Below is the full text of the letter from Cities for Action:


The Honorable Kirstjen Nielsen
Secretary of Homeland Security
U.S. Department of Homeland Security
3801 Nebraska Avenue, NW
Washington, DC 20528

The Honorable Mike Pompeo
Secretary of State
U.S. Department of State
2201 C Street NW
Washington, DC 20520


July 12, 2018


Dear Secretary Nielsen and Secretary Pompeo:

We, the mayors and county executives of the Cities for Action coalition, writing on behalf of over 175 U.S. cities and counties, urge you to extend Somalia’s Temporary Protected Status (TPS) designation for a full 18 months. Ending TPS would send Somali members of our communities back to a country that cannot guarantee its nationals’ safe return. It is our responsibility as local leaders to ensure our residents’ safety and well-being. We submit to you that sending Somali TPS recipients back to a country experiencing extreme violence, massive displacement, and food insecurity is unacceptable.

Decades of armed conflict and political instability make it impossible for Somali nationals to return safely. Somalia has been without a functioning national government since 1991, sparking an ongoing civil war and allowing terrorist groups to flourish, most notably al-Shabab. al-Shabab, which is closely allied with al-Qaeda, continues to organize terrorist attacks in the country, especially in the capital of Mogadishu, and often targets civilians.

Civilians have also been harmed in the ongoing fighting. Between January 2016 and October 2017, the United Nations documented over 2,000 civilian deaths and over 2,500 civilians injured. Armed conflict has also caused massive displacement. According to the United Nations, more than 1.5 million people are displaced within Somalia and an additional 1 million Somalis are refugees in neighboring countries.

The humanitarian situation in Somalia remains dire. Internally displaced people in Somalia are particular vulnerable to physical and sexual violence. Natural disasters have brought the country to the brink of famine. In 2017, a massive drought across East Africa necessitated emergency food assistance for millions of Somalis. In April and May of this year, torrential rains brought historic flooding across the country, further damaging crops, displacing hundreds of thousands of people, and destroying shelters for people who were already internally displaced. Attacks on aid workers make it difficult for food aid to reach the most vulnerable civilians.

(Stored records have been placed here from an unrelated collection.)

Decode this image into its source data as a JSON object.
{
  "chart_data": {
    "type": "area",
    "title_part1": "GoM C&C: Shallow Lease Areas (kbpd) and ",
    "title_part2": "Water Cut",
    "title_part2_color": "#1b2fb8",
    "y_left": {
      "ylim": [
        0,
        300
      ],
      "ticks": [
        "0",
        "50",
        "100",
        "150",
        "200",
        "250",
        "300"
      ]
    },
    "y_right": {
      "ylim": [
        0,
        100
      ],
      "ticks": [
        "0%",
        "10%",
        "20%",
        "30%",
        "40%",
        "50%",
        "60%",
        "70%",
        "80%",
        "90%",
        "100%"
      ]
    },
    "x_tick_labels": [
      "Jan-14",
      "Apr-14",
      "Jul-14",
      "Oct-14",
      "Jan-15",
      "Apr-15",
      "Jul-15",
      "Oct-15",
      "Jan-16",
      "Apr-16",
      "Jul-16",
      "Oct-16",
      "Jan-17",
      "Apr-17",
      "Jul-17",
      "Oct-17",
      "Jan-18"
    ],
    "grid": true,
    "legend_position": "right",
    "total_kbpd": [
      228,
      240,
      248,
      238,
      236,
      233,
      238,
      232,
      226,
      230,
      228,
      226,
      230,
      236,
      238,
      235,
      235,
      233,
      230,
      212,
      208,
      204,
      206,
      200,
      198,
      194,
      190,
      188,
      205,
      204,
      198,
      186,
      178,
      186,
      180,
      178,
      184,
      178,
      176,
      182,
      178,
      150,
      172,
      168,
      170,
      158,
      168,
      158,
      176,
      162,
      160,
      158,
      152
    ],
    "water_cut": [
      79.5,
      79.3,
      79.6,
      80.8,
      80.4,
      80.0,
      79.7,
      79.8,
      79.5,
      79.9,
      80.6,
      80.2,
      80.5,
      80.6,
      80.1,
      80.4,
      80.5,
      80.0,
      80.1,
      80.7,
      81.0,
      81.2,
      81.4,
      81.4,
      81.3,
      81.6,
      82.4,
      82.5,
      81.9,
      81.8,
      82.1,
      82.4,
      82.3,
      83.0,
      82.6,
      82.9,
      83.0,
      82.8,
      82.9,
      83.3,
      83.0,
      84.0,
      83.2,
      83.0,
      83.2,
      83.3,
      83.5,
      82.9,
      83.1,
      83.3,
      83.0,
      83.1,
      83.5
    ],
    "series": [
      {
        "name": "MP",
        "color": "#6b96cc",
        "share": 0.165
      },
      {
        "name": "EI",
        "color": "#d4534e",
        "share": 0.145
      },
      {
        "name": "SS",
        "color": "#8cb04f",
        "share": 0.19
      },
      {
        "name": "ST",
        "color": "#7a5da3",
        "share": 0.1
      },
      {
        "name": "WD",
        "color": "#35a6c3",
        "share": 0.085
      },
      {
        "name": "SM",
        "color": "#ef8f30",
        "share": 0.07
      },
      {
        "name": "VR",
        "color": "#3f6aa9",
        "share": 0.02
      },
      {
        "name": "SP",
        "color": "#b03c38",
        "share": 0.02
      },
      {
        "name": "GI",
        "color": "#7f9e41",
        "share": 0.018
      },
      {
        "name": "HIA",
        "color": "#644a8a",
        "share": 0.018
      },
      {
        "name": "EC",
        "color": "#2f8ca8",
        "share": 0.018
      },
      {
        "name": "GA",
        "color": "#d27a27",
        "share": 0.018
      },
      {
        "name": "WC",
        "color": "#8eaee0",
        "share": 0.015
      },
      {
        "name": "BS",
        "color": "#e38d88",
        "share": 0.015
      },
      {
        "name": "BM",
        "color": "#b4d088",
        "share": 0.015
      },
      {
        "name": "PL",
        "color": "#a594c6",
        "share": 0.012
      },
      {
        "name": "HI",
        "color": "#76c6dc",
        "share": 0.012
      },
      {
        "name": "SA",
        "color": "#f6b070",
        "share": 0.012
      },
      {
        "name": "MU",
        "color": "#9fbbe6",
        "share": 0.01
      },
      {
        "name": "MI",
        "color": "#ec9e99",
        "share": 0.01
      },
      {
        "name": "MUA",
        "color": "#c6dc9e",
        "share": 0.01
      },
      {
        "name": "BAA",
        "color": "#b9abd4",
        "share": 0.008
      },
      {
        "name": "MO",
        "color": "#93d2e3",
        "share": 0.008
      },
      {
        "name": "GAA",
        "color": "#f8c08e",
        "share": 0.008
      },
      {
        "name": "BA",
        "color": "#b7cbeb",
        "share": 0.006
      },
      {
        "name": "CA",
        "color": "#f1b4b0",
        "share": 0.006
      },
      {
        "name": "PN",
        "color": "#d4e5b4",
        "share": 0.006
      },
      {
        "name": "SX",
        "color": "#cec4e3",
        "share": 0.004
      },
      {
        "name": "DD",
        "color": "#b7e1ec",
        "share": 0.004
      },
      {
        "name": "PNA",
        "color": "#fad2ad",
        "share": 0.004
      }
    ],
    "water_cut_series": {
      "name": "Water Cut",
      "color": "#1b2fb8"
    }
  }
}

The George H. W. Bush administration first designated Somalia for TPS in 1991. As a result of the ongoing nature of the strife in Somalia, and out of recognition of the armed conflict there, the Department of Homeland Security re-designated Somalia for TPS in 2012. We ask you to join previous administrations from both parties in recognizing the country’s extraordinary and ongoing hardships and extend Somalia’s TPS designation for a full 18 months.